In other words: “no, it’s not ‘just like the flu, bro!”
Additionally, as Lawrence Solomon notes, you shouldn’t believe everything you read about flu deaths…
The CDC unabashedly decided to create a mass market for the flu vaccine by enlisting the media into panicking the public. An obedient and unquestioning media obliged by hyping the numbers, and 10 years later it is obliging still.
The CDC’s decision to play up flu deaths dates back a decade, when it realized the public wasn’t following its advice on the flu vaccine. During the 2003 flu season “the manufacturers were telling us that they weren’t receiving a lot of orders for vaccine,” Dr. Glen Nowak, associate director for communications at CDC’s National Immunization Program, told National Public Radio.
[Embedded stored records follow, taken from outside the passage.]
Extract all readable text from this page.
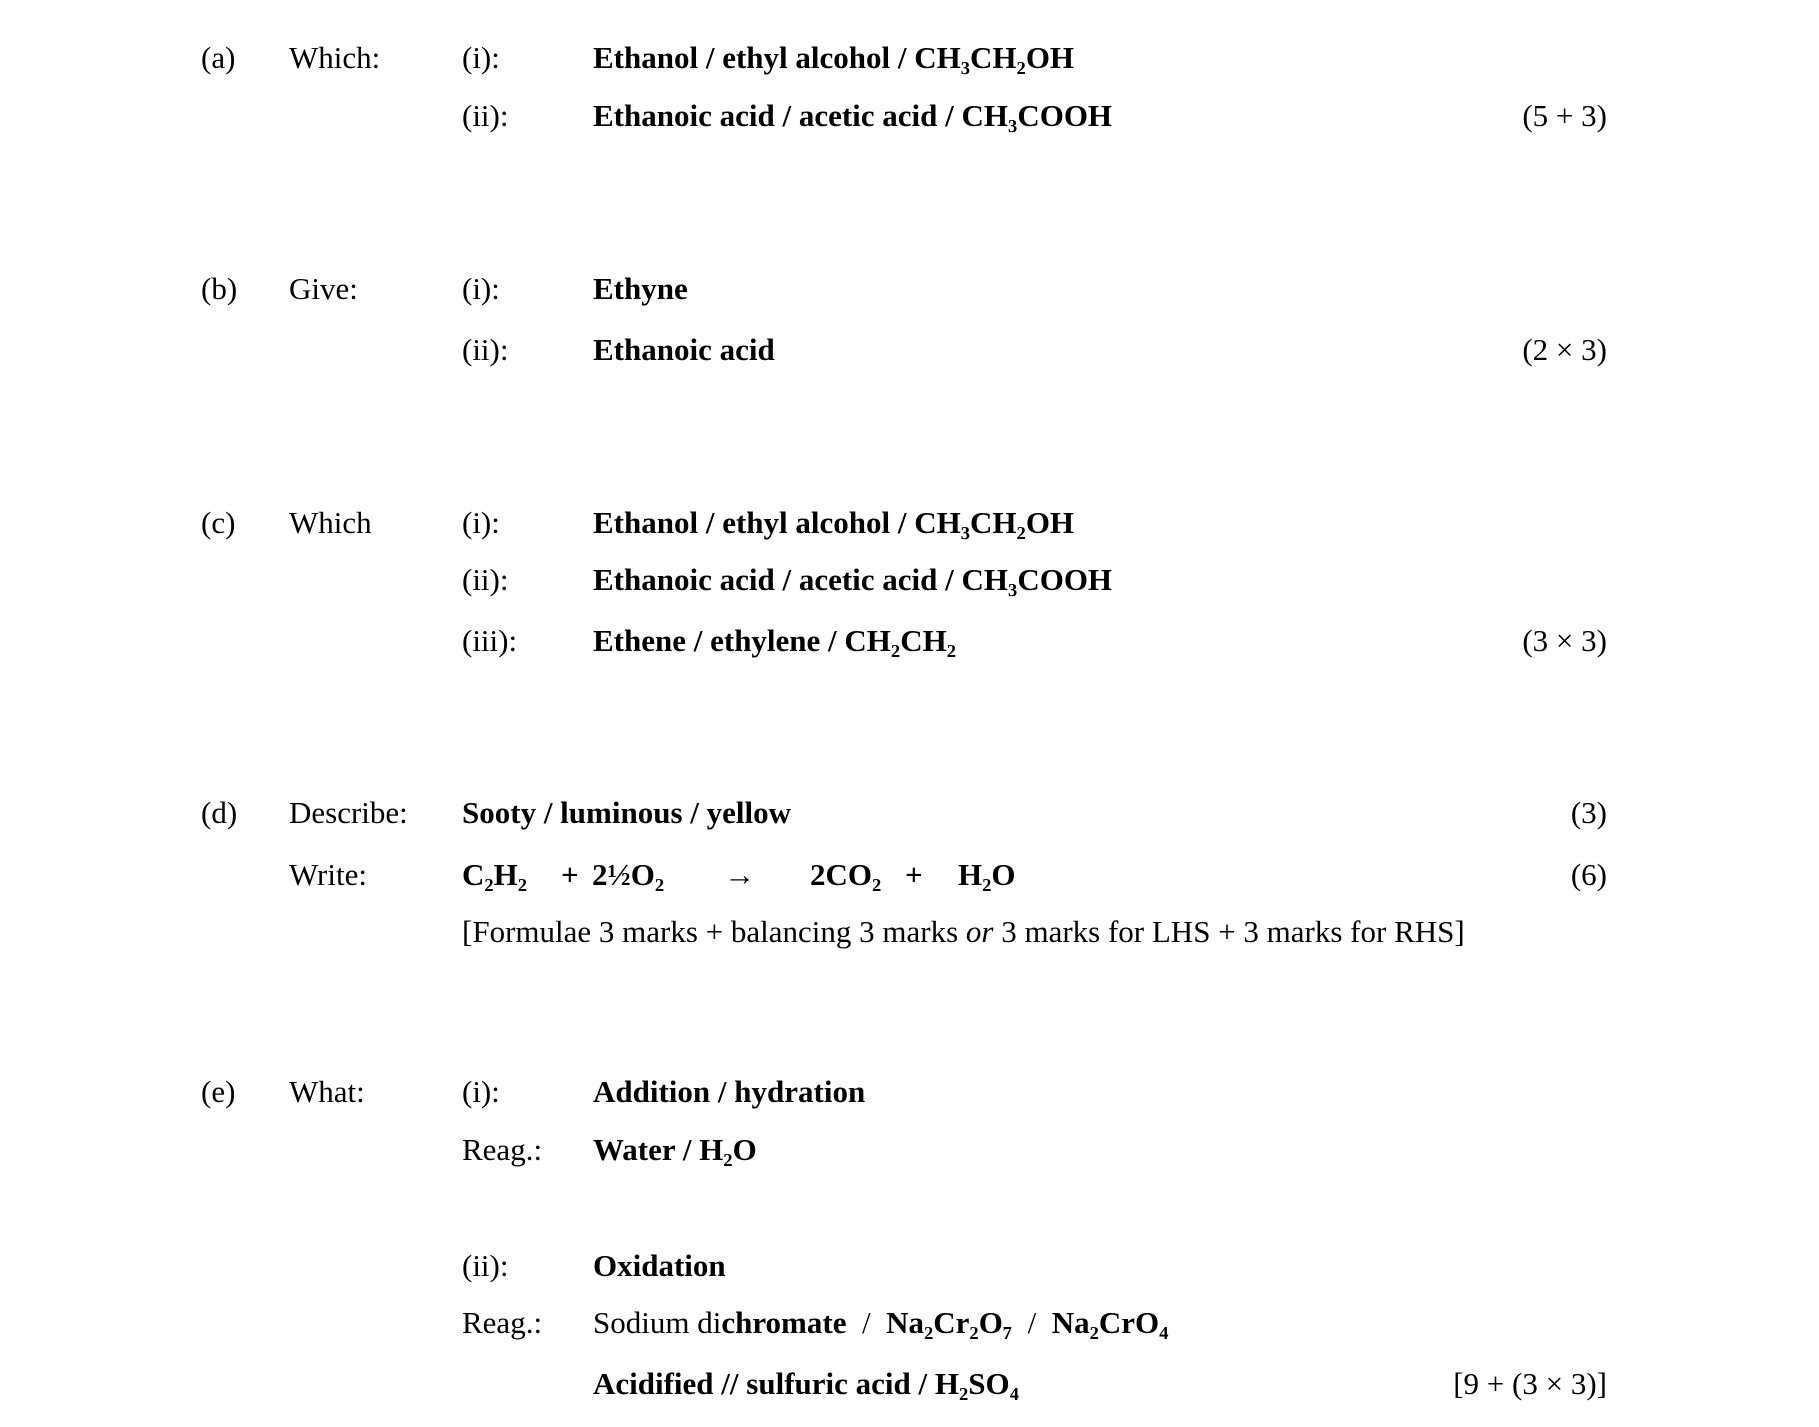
(a) Which:	(i):	Ethanol / ethyl alcohol / CH₃CH₂OH
(ii):	Ethanoic acid / acetic acid / CH₃COOH	(5 + 3)
(b) Give:	(i):	Ethyne
(ii):	Ethanoic acid	(2 × 3)
(c) Which	(i):	Ethanol / ethyl alcohol / CH₃CH₂OH
(ii):	Ethanoic acid / acetic acid / CH₃COOH
(iii): Ethene / ethylene / CH₂CH₂	(3 × 3)
(d) Describe: Sooty / luminous / yellow	(3)
Write:	C₂H₂ + 2½O₂ → 2CO₂ + H₂O	(6)
[Formulae 3 marks + balancing 3 marks or 3 marks for LHS + 3 marks for RHS]
(e) What:	(i):	Addition / hydration
Reag.: Water / H₂O
(ii):	Oxidation
Reag.: Sodium dichromate  /  Na₂Cr₂O₇  /  Na₂CrO₄
Acidified // sulfuric acid / H₂SO₄	[9 + (3 × 3)]
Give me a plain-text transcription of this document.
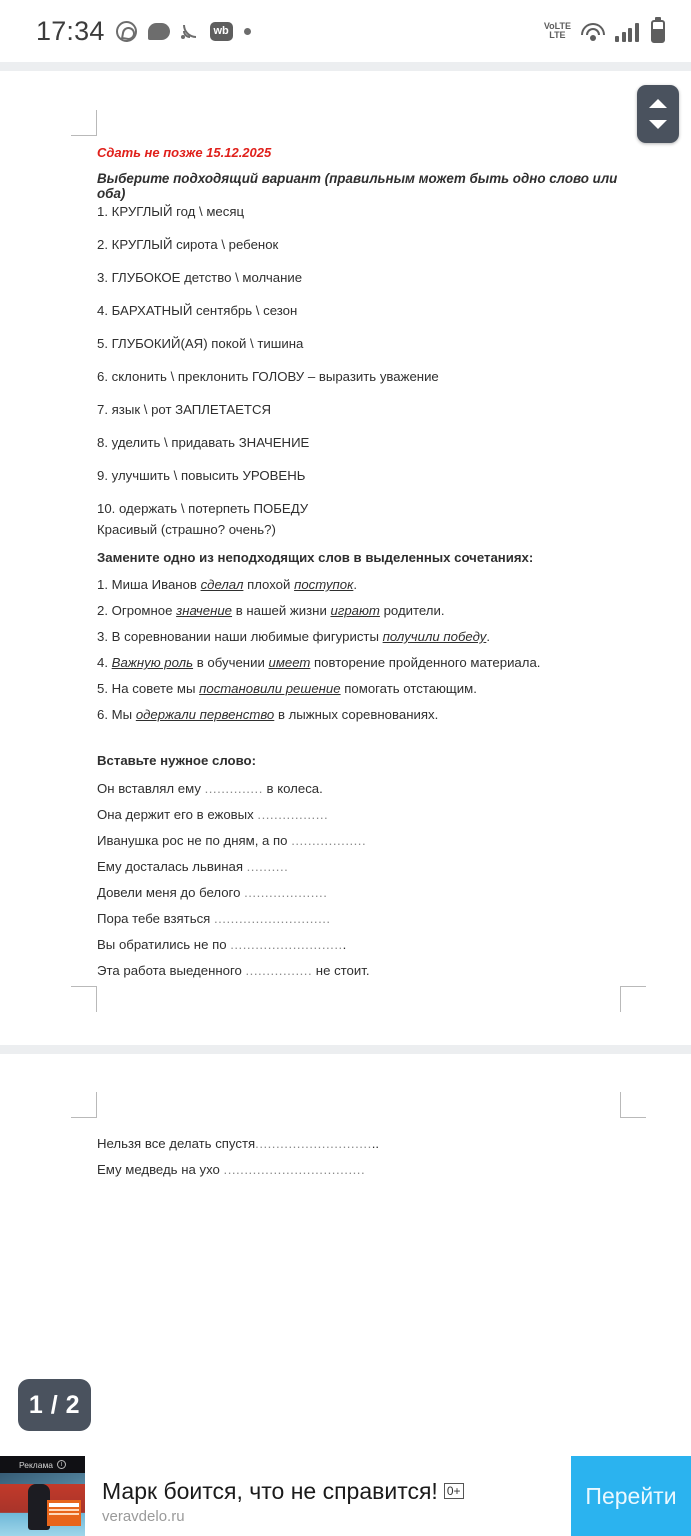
17:34	wb	VoLTE
LTE
Сдать не позже 15.12.2025
Выберите подходящий вариант (правильным может быть одно слово или оба)
1. КРУГЛЫЙ год \ месяц
2. КРУГЛЫЙ сирота \ ребенок
3. ГЛУБОКОЕ детство \ молчание
4. БАРХАТНЫЙ сентябрь \ сезон
5. ГЛУБОКИЙ(АЯ) покой \ тишина
6. склонить \ преклонить ГОЛОВУ – выразить уважение
7. язык \ рот ЗАПЛЕТАЕТСЯ
8. уделить \ придавать ЗНАЧЕНИЕ
9. улучшить \ повысить УРОВЕНЬ
10. одержать \ потерпеть ПОБЕДУ
Красивый (страшно? очень?)
Замените одно из неподходящих слов в выделенных сочетаниях:
1. Миша Иванов сделал плохой поступок.
2. Огромное значение в нашей жизни играют родители.
3. В соревновании наши любимые фигуристы получили победу.
4. Важную роль в обучении имеет повторение пройденного материала.
5. На совете мы постановили решение помогать отстающим.
6. Мы одержали первенство в лыжных соревнованиях.
Вставьте нужное слово:
Он вставлял ему .............. в колеса.
Она держит его в ежовых .................
Иванушка рос не по дням, а по ..................
Ему досталась львиная ..........
Довели меня до белого ....................
Пора тебе взяться ............................
Вы обратились не по ............................
Эта работа выеденного ................ не стоит.
Нельзя все делать спустя..............................
Ему медведь на ухо ..................................
1 / 2
Реклама	i
Марк боится, что не справится! 0+
veravdelo.ru
Перейти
“It really did look like we needed to do something to encourage people to get a flu shot.”
The CDC’s response was its “Seven-Step ‘Recipe‘ for Generating Interest in, and Demand for, Flu (or any other) Vaccination,” a slide show Nowak presented at the 2004 National Influenza Vaccine Summit.
Here is the “Recipe that fosters influenza vaccine interest and demand,” in the truncated language that appears on his slides:
“Medical experts and public health authorities [should] publicly (e.g. via media) state concern and alarm (and predict dire outcomes) – and urge influenza vaccination.” This recipe, his slide show indicated, would result in “Significant media interest and attention … in terms that motivate behavior (e.g. as ‘very severe,’ ‘more severe than last or past years,’ ‘deadly’).”
Other emotive recommendations included fostering “the perception that many people are susceptible to a bad case of influenza” and “Visible/tangible examples of the seriousness of the illness (e.g., pictures of children, families of those affected coming forward) and people getting vaccinated (the first to motivate, the latter to reinforce).”
The CDC unabashedly decided to create a mass market for the flu vaccine by enlisting the media into panicking the public. An obedient and unquestioning media obliged by hyping the numbers, and 10 years later it is obliging still.